An analysis of 4,500 SMEs by Unleashed, the inventory management provider, found UK manufacturers were holding 99.7% more inventory in 2022’s third quarter, than in the same period of 2019.

However, this was not without its problems. As manufacturers and organisations fought to find ways to offset disrupted supply chains, there was an economic argument that stockpiling supplies may have been responsible for pushing up prices and galvanising inflation rates.

Supply Management had, in 2022 reported: "Stock-on-hand levels three years ago stood at an average of £365,736, but have now jumped to £730,681."

Procurement and supply chain professionals were really seeking a way out of this operational quagmire.

Back to 'just-in-time'

In a much-needed exhalation, a recent Supply Management article revealed that supply chains are 'returning to just-in-time as congestion eases'.

The article relates: Speaking at CIPS Procurement Futures, John Glen, CIPS chief economist, said: “Port congestion is now back to pre-pandemic levels so we’re starting to see greater supply chain fluidity. But we’ve also got an issue now in terms of the stocks.

“Essentially now what we're going from in supply chains is back to just-in-time from just-in-case. We’ve seen significant overstocking in the UK, Europe and North America – our distribution centres are full. 

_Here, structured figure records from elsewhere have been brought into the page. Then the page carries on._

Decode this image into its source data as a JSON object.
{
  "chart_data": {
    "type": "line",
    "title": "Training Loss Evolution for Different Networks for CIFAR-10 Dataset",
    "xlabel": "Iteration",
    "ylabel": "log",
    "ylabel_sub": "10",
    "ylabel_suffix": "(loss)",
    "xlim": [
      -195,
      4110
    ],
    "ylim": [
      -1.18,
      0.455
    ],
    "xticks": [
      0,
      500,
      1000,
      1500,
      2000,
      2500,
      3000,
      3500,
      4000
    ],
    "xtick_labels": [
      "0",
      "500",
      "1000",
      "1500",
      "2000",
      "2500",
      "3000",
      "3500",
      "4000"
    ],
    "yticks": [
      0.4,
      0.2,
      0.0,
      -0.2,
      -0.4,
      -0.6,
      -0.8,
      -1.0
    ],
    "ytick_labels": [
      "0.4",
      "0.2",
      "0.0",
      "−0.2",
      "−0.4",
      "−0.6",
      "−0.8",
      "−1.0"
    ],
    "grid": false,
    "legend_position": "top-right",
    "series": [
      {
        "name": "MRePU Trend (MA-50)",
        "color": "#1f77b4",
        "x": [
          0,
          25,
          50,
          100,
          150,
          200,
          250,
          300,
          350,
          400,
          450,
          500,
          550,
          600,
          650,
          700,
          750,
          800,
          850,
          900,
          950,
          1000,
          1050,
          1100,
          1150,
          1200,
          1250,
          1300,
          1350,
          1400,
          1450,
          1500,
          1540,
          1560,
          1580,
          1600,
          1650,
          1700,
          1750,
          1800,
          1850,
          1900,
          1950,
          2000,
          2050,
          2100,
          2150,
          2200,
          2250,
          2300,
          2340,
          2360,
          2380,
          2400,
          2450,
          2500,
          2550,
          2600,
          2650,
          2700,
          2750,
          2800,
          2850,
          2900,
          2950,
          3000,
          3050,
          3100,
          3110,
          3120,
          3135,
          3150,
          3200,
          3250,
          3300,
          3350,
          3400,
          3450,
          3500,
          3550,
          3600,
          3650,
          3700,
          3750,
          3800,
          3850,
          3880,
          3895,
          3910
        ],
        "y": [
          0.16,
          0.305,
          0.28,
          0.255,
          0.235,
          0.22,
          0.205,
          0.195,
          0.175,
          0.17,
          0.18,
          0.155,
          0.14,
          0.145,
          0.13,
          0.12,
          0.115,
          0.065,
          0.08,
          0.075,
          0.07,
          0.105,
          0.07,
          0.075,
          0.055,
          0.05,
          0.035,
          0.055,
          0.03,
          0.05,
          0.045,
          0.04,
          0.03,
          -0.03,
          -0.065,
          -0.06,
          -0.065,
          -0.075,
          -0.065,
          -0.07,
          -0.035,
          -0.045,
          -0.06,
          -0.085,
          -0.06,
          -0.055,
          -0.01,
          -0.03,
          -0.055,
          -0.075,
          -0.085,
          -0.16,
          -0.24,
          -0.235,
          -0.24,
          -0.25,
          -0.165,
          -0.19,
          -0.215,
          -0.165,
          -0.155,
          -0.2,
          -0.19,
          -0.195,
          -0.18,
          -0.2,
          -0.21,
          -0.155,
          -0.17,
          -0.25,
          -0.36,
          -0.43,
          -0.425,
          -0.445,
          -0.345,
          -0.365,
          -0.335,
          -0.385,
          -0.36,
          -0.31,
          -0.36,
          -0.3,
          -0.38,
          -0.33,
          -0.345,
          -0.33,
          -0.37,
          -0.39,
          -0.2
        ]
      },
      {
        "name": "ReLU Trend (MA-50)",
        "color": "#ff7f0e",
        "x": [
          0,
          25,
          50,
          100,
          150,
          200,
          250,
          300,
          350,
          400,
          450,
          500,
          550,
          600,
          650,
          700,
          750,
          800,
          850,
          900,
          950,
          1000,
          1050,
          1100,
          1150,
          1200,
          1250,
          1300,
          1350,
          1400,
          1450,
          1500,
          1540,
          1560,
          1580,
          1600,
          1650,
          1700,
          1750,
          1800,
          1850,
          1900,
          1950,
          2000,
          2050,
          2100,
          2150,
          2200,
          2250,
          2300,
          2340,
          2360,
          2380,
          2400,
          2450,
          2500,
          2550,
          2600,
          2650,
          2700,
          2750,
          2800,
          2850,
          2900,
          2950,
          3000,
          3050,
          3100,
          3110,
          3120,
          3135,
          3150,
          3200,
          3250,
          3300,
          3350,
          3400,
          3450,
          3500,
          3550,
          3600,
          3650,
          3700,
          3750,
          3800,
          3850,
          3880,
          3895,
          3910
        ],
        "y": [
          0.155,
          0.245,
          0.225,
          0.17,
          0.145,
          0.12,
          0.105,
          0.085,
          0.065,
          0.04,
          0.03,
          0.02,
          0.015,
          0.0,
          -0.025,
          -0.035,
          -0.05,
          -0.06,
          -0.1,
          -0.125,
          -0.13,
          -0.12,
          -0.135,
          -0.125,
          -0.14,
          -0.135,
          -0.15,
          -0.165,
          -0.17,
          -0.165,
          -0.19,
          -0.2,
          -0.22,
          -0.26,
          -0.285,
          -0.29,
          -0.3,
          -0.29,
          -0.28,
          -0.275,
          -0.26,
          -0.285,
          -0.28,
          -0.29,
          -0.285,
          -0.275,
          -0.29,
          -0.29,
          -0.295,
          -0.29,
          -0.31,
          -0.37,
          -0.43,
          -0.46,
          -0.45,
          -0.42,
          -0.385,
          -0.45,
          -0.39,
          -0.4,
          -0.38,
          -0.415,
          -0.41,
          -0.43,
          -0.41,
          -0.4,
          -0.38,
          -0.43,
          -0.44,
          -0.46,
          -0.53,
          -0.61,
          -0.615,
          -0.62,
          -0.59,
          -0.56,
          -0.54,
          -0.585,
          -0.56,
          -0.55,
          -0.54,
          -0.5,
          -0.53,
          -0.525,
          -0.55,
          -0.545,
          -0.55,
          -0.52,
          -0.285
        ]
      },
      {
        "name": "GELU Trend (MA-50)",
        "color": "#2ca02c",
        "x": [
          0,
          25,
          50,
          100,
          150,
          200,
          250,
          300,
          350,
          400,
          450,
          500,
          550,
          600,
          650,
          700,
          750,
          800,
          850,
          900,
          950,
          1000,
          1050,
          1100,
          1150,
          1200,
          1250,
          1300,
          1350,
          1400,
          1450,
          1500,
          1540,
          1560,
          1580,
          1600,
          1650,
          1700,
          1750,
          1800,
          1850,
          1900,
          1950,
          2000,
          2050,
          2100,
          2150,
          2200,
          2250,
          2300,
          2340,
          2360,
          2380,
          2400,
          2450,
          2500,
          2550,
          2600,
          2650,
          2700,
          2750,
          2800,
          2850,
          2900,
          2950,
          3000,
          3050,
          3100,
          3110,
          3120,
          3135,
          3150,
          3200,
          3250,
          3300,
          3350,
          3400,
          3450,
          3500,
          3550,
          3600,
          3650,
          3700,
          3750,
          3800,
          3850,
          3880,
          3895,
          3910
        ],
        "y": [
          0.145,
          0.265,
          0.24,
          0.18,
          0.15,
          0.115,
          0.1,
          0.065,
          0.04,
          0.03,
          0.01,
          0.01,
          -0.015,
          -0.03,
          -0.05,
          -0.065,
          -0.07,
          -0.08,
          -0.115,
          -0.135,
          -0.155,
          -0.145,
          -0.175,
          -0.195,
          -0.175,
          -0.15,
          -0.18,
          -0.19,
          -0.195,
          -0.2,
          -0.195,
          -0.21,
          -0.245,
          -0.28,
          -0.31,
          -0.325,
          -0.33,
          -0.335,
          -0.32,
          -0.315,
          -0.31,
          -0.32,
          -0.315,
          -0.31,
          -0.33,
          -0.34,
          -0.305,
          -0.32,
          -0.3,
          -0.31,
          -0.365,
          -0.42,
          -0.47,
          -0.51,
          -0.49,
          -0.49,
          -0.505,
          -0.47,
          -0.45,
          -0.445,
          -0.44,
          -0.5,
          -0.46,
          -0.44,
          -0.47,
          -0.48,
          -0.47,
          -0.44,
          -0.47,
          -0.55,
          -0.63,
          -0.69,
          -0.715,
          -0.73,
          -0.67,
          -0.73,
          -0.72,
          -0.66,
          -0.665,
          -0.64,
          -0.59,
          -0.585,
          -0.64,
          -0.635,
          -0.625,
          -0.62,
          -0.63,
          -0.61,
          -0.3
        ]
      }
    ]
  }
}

“In the worst case, we’re seeing stocks being held at the ports and organisations are essentially using ports as warehouses and paying significant retention fees in order to do that. We’re going to see those stocks washed through the system in quarter one, quarter two, and then our supply chains will become fluid again.”

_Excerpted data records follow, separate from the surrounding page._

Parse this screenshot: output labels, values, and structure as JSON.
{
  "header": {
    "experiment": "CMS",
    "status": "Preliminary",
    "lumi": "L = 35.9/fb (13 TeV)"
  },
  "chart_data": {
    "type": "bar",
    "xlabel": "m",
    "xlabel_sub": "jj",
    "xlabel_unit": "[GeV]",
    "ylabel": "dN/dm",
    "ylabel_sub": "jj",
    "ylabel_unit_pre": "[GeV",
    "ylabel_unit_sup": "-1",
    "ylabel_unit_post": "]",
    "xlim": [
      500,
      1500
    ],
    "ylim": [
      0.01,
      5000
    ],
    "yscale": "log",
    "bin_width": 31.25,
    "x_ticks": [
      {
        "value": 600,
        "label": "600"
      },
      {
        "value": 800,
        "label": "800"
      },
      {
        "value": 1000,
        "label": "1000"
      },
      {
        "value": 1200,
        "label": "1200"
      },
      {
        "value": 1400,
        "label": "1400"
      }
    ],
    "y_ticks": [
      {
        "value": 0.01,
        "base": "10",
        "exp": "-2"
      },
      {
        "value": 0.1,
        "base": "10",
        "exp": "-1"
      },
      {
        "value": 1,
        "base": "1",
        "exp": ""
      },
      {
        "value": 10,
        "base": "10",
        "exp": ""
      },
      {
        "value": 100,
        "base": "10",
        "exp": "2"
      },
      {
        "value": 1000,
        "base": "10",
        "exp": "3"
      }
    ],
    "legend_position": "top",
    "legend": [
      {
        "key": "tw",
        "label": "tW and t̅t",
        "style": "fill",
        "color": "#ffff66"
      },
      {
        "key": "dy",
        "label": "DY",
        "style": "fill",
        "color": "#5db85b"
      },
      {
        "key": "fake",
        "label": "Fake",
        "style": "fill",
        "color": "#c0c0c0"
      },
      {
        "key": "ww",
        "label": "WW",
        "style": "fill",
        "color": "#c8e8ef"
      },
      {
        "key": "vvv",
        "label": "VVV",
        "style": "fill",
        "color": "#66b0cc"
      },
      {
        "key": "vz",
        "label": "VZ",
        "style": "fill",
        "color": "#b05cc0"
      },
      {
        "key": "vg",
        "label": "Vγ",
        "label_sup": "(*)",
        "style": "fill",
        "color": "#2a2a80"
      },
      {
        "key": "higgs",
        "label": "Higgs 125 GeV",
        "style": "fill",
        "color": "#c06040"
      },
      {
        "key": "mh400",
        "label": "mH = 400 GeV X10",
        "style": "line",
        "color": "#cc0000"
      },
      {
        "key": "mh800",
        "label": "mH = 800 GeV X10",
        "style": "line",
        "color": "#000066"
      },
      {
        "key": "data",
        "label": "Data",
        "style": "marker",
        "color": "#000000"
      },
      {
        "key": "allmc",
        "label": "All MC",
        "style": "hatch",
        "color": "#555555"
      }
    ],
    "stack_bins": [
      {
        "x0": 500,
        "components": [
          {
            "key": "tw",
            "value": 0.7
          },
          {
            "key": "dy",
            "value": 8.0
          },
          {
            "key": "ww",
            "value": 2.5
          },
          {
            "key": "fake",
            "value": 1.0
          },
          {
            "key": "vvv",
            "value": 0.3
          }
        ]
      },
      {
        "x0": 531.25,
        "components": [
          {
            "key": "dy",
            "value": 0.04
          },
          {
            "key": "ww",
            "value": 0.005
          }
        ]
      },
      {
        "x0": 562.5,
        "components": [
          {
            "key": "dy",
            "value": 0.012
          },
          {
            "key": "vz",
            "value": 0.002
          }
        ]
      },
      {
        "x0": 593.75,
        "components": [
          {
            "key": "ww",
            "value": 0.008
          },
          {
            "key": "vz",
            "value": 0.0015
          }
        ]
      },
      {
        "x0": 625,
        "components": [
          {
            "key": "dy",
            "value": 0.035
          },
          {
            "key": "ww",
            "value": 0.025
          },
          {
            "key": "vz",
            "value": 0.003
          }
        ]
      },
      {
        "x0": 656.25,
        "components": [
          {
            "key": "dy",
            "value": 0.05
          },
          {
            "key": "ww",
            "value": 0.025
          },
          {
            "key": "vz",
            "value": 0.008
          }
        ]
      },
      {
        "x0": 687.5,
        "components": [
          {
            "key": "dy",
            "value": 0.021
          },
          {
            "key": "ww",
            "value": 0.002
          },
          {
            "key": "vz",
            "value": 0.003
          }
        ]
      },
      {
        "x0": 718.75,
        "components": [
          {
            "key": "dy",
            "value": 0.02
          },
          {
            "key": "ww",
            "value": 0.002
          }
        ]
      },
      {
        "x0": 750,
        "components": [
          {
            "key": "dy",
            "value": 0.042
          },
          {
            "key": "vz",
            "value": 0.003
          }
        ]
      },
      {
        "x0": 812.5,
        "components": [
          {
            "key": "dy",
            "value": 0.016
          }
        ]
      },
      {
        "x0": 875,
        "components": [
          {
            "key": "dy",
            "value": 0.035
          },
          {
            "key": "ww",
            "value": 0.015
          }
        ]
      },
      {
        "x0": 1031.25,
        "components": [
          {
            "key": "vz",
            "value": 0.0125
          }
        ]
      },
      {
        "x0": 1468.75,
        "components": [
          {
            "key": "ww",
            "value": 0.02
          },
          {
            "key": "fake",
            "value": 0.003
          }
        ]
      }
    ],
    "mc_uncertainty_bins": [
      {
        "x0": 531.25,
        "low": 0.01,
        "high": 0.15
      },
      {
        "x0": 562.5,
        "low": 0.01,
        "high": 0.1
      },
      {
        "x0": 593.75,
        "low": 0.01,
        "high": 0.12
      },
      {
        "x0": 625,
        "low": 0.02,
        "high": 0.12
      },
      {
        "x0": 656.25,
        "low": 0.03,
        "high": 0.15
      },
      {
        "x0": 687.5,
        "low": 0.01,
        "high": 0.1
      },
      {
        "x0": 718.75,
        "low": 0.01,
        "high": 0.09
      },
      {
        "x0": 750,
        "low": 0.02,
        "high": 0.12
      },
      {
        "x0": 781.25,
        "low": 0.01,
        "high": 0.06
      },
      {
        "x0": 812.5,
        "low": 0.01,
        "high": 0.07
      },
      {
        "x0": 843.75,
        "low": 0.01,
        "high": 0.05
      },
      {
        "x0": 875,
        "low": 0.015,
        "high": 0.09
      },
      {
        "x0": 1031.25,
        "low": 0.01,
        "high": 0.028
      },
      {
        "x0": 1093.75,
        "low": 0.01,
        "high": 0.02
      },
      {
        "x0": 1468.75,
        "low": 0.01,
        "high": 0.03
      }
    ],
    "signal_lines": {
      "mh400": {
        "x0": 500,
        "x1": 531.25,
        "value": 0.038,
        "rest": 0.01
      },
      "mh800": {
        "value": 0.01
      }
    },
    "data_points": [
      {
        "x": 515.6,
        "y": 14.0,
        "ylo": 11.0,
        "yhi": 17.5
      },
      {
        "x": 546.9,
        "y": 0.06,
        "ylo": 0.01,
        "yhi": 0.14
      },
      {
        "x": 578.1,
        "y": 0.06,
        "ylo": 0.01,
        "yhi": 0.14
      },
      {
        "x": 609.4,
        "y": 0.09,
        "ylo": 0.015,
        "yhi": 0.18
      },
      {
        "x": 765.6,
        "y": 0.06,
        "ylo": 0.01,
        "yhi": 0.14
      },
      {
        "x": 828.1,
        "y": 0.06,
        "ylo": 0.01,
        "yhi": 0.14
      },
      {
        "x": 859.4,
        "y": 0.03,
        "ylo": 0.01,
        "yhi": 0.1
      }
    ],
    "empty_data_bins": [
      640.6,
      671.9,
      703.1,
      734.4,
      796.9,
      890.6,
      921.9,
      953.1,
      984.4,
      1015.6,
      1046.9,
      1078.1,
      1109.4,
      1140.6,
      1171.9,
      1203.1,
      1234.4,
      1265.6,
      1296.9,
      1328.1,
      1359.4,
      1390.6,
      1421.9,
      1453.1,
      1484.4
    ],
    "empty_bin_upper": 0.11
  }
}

Glen also said that "China will open up, so we’ll get that manufacturing capability back into supply chains.

"How people manage risk in terms of their attitude of what’s happened over the past two or three years and going back to longer supply chains will be an interesting thing to see.”

He added: "We'll move away from logistics confusion and chaos, towards labour supply. It will be labour supply which will cause issues in managing our supply chains, rather than the confusion that we've seen over the last few years due to the pandemic.”